グザヴィエ・ドラン監督の最新作です。
私がドラン監督を初めて知ったのは3作目の「わたしはロランス」で、ポップで美しい映像なのに心をかき乱すストーリーで、画面から伝わる力強さに圧倒されました。
それと同時に、ドラン監督が俳優顔負けのイケメンと知り、しかもロランスを撮った時はまだ22歳位で、その若さと美貌と才能に衝撃を受けました。
以来、ドラン監督の作品はほぼ全て観ております。
なお、前作の「たかが世界の終わり」はカンヌ映画祭でグランプリを受賞しています。

で、本作。
まず、「生と死」ではなく、「死と生」というのに惹かれました。

舞台は2006年のニューヨーク。
人気俳優のジョン・F・ドノヴァンが29歳の若さでこの世を去る。
ジョンは実は11歳の少年と5年も文通していた。

ドランが当時「タイタニック」に出演していたレオナルド・ディカプリオにファンレターを書いたという思い出にヒントを得たそうです。

ドラン監督の初の英語作品です。
そして、ナタリー・ポートマン、キャシー・ベイツ、スーザン・サランドンと大物女優も出演。
(実はジェシカ・チャスティンも出演していたそうなのですが、4時間とあまりに長編になってしまった為、泣く泣く全カットしたそう。うーん。ジェシカ・チャスティンによくぞ言えたものだ。)

だからかなぁ。
「母と息子」や「孤独」など、ドラン監督のライフワーク的なテーマが描かれていますが、なんか普通の映画になっちゃったなという印象。

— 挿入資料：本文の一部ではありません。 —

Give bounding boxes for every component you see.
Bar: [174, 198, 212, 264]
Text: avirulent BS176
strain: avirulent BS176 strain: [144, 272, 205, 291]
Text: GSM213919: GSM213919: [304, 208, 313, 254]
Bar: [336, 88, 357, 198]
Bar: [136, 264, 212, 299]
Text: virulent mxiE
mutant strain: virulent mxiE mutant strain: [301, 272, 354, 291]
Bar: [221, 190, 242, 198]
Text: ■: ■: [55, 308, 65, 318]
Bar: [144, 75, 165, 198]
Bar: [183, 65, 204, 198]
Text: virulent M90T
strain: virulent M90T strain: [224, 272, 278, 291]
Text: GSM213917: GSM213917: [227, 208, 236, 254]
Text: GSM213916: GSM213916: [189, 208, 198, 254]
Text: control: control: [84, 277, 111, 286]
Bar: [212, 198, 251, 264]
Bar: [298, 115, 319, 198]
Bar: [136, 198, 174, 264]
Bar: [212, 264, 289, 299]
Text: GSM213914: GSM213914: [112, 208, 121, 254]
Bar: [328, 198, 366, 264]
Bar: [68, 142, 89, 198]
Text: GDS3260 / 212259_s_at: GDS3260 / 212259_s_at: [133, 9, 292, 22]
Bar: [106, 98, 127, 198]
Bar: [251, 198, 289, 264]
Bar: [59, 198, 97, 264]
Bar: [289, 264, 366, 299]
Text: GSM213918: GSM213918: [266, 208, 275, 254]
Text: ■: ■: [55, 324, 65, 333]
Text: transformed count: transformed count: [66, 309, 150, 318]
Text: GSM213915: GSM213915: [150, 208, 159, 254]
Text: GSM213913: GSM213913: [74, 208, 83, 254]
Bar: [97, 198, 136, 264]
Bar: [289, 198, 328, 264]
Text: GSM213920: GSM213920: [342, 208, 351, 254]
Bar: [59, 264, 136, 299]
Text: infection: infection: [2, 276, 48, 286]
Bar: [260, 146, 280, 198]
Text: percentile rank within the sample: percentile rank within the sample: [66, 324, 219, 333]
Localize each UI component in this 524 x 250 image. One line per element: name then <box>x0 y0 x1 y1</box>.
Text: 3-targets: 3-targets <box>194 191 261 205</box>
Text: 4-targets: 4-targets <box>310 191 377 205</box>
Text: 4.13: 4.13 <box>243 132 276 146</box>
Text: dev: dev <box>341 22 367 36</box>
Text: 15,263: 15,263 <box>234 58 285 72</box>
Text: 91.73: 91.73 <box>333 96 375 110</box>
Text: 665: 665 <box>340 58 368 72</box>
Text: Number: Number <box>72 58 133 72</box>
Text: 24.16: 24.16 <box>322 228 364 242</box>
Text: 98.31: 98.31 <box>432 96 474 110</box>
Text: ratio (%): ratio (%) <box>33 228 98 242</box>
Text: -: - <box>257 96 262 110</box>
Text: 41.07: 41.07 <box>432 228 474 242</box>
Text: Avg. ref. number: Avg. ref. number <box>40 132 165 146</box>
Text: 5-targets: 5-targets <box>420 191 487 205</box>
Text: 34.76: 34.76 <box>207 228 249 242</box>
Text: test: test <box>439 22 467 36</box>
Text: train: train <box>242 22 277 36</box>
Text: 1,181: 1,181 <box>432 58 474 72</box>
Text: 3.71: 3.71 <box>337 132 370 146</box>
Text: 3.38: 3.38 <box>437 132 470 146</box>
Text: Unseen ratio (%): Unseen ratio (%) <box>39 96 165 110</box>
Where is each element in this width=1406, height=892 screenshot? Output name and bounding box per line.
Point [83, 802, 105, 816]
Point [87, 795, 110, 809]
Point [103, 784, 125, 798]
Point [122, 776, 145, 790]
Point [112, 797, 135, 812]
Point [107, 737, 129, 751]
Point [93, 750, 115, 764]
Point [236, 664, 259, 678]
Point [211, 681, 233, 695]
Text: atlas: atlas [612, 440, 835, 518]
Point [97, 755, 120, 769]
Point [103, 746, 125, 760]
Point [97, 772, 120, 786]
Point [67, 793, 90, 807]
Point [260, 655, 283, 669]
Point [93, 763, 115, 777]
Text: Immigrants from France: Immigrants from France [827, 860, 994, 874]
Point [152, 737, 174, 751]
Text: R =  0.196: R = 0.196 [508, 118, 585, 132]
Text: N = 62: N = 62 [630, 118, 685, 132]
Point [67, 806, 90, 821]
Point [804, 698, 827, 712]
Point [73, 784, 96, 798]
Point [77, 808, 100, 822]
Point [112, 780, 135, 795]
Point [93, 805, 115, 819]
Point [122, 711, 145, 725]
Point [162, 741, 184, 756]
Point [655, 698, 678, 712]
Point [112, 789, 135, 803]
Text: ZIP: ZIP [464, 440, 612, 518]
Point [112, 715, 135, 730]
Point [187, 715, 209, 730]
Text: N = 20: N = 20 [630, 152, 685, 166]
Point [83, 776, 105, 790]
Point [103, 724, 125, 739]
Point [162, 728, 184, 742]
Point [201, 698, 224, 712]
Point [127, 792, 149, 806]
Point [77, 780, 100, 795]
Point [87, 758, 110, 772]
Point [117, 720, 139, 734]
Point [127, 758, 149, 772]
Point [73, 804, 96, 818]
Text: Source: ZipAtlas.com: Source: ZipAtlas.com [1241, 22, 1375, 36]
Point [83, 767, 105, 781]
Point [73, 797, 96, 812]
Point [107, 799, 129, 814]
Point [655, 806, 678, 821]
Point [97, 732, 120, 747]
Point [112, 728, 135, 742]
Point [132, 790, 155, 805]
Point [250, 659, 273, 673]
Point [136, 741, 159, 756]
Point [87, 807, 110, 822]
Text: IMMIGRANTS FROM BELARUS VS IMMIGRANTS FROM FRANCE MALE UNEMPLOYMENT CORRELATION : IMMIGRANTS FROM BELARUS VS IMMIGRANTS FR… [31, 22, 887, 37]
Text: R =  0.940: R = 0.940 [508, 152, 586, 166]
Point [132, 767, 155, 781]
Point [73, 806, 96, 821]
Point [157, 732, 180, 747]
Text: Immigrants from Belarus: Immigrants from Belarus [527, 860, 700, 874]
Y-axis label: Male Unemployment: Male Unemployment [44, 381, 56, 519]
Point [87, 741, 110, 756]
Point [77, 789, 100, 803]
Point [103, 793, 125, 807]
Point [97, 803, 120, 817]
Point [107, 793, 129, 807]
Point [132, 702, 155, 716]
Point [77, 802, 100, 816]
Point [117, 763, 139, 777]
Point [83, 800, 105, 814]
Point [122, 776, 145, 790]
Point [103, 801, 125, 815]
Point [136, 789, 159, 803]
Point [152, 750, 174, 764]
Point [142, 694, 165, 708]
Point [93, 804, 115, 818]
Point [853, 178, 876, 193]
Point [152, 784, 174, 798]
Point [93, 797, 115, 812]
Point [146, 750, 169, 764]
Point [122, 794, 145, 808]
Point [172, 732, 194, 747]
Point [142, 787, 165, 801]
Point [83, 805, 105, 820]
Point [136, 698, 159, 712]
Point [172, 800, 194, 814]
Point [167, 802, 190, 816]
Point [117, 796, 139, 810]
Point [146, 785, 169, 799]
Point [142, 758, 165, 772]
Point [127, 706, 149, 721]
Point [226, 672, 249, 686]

最近、コロナの影響もあり、人間も所詮は生態系の生物の一つで、生まれて死ぬだけだという諦念みたいなものに囚われており、孤独なんてどうでもよくね?と思ってしまう。
みんな考えすぎでは。毎日生きていく、それが全てではないか?

選曲や映像はセンスが良くて、かっこよいです。

ジョンを演じたキット・ハリントン、セクシーだなぁ。

そして文通相手の少年を演じたジェイコブくん。
「ルーム」「ワンダー 君は太陽」「ドクター・スリープ」のあの少年です。
天才だなぁ。どうか薬やお酒にはいかないで育って欲しい。